YBD Başkanı ve Yargıtay Üyesi Ali Nevzat Açıkgöz de FETÖ/PDY terör örgütünün, devleti ele geçirme çalışmaları kapsamında 2010 HSYK'da çoğunluğu elde edip, aklını ve vicdanını sınır ötesine teslim etmiş hakim ve savcılar eliyle hukuk ve adalet duygularını katleden uygulamalara imza atarak yargıyı hain emellerinin bir aracı olarak kullandıklarını anlattı.

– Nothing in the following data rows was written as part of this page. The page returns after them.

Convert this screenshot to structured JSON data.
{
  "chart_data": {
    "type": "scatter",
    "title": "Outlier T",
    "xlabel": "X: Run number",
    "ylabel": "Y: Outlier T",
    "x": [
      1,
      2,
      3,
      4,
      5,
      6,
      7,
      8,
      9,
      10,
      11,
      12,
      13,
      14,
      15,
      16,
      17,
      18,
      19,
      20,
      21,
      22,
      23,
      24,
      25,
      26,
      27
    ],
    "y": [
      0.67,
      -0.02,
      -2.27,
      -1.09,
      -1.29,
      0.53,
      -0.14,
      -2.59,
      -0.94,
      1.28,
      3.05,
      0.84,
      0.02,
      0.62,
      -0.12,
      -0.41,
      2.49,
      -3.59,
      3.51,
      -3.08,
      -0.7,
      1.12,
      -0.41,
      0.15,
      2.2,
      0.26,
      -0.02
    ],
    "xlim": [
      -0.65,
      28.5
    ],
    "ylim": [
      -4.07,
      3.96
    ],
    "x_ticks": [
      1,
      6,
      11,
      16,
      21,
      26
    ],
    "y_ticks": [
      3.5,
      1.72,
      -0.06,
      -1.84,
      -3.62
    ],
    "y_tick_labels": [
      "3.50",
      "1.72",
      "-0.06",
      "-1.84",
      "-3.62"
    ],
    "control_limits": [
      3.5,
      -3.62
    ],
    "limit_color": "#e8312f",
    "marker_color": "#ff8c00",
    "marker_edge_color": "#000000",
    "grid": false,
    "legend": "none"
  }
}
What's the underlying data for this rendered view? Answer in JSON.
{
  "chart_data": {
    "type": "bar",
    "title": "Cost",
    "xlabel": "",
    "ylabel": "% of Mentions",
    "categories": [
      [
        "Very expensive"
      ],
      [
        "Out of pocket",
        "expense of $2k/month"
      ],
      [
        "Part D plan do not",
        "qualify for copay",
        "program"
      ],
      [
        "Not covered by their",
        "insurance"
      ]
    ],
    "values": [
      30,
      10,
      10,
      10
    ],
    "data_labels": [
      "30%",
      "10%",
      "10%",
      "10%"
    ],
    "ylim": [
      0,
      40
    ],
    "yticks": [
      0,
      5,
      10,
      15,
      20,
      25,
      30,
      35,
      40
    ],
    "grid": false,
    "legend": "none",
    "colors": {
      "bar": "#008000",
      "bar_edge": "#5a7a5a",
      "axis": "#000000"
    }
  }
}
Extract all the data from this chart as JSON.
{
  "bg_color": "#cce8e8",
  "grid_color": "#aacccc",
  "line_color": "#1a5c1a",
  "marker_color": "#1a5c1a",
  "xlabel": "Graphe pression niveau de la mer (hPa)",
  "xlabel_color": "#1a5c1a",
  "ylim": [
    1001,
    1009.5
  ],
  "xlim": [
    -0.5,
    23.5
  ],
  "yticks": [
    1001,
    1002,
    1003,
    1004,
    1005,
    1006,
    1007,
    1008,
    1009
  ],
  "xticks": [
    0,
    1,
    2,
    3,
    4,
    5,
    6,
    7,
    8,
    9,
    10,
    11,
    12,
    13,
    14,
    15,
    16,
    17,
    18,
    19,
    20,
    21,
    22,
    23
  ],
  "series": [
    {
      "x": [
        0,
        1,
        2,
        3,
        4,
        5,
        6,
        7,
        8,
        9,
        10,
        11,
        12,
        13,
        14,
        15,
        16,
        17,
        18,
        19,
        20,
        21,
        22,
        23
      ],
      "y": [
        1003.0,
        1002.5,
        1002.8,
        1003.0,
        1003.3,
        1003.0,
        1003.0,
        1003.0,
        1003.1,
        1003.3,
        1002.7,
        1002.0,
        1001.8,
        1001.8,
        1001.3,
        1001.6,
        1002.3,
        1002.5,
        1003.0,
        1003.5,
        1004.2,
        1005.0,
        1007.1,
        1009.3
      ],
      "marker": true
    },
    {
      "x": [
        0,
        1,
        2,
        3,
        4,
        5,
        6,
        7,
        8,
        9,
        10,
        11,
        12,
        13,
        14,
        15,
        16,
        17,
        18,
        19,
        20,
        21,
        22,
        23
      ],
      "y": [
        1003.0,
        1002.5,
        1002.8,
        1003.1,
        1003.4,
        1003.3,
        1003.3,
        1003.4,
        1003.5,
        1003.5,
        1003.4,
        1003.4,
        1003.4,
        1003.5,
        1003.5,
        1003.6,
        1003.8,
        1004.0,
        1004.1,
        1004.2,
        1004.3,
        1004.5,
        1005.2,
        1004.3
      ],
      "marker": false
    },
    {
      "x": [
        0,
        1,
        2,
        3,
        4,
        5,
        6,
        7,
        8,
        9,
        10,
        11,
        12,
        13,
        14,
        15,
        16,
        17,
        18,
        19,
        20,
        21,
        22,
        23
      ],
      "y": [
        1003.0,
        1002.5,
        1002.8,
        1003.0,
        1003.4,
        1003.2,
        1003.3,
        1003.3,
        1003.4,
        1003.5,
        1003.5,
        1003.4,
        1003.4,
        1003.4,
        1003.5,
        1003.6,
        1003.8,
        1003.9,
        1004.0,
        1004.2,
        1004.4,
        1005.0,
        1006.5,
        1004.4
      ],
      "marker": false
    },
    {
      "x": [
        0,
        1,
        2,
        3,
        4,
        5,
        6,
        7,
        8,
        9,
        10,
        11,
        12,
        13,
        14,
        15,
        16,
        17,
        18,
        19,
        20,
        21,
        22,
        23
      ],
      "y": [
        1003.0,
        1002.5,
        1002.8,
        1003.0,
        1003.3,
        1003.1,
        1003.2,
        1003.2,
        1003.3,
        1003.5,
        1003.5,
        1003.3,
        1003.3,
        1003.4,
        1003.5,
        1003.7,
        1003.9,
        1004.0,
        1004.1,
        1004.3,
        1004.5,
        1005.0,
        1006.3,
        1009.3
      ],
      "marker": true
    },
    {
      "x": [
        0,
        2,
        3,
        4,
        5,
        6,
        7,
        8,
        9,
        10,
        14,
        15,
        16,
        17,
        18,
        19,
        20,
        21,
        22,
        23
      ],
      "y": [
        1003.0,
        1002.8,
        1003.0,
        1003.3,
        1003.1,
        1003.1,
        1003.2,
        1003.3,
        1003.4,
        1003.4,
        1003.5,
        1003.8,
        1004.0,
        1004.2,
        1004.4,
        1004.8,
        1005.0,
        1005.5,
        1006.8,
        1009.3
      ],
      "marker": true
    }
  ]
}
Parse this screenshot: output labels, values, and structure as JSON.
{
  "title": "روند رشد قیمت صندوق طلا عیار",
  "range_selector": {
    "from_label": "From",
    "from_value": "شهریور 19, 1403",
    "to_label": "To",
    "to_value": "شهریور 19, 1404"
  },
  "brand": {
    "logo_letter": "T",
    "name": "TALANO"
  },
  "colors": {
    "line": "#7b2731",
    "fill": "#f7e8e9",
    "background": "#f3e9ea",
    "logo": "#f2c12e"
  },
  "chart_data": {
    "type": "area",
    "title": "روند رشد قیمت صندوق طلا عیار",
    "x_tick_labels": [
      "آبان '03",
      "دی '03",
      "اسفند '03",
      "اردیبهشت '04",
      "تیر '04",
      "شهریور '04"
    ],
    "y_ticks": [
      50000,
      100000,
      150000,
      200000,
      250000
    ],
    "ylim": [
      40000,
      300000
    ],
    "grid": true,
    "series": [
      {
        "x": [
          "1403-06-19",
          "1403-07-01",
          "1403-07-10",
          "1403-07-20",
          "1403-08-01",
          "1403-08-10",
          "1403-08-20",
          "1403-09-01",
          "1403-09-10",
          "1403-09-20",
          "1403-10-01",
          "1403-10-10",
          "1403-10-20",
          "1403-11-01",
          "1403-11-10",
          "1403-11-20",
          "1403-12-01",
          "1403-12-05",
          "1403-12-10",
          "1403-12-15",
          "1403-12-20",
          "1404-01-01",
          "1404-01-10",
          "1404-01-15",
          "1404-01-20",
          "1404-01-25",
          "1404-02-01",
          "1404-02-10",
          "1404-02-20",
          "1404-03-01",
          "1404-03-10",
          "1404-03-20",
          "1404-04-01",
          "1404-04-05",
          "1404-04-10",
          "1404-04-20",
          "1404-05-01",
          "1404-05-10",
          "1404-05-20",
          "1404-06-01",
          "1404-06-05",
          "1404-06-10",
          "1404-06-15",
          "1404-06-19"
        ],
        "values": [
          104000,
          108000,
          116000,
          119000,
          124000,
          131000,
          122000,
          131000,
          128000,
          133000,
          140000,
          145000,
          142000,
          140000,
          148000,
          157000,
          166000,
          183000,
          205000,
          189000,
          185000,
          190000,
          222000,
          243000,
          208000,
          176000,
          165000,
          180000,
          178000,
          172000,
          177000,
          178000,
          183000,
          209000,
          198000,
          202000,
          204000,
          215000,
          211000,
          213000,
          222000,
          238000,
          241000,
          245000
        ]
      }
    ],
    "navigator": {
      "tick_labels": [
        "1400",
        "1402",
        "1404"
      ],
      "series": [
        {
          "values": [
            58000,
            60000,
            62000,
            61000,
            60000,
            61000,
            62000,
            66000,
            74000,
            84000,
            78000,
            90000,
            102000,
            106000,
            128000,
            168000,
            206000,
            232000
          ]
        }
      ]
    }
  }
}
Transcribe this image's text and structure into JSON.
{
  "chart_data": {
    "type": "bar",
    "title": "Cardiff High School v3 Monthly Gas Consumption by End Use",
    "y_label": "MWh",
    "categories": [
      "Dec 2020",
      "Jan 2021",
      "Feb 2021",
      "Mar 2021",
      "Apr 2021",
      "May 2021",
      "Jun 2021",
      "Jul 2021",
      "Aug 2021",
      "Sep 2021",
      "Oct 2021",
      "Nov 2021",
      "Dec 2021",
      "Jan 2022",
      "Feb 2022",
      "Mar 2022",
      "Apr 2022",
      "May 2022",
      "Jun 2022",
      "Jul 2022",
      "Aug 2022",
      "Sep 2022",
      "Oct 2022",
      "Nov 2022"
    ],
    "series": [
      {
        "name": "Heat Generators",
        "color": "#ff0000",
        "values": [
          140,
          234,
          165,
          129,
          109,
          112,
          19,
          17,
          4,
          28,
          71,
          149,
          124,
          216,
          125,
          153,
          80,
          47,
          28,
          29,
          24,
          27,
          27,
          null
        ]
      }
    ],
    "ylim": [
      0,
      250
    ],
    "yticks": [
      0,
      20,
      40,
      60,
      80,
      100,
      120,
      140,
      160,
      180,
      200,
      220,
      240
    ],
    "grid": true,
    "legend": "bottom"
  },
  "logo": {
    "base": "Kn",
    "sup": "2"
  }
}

Açıkgöz, hain darbe girişimi sırasında dernek üyesi hakim ve savcıların adına hüküm kurduğu milletinin özgürlüklerinin en büyük teminatı olan demokrasinin yanında saf tutarak, ilk dakikalardan itibaren başlattığı soruşturmalarla bir yandan güvenlik güçlerinin yaptıkları iş ve eylemleri hukuksal statüye kavuştururken, diğer yandan da psikolojik üstünlüğün sağlanarak, canı pahasına darbecilere karşı koyan halka ve güvenlik güçlerine moral kaynağı olduğunu ifade etti.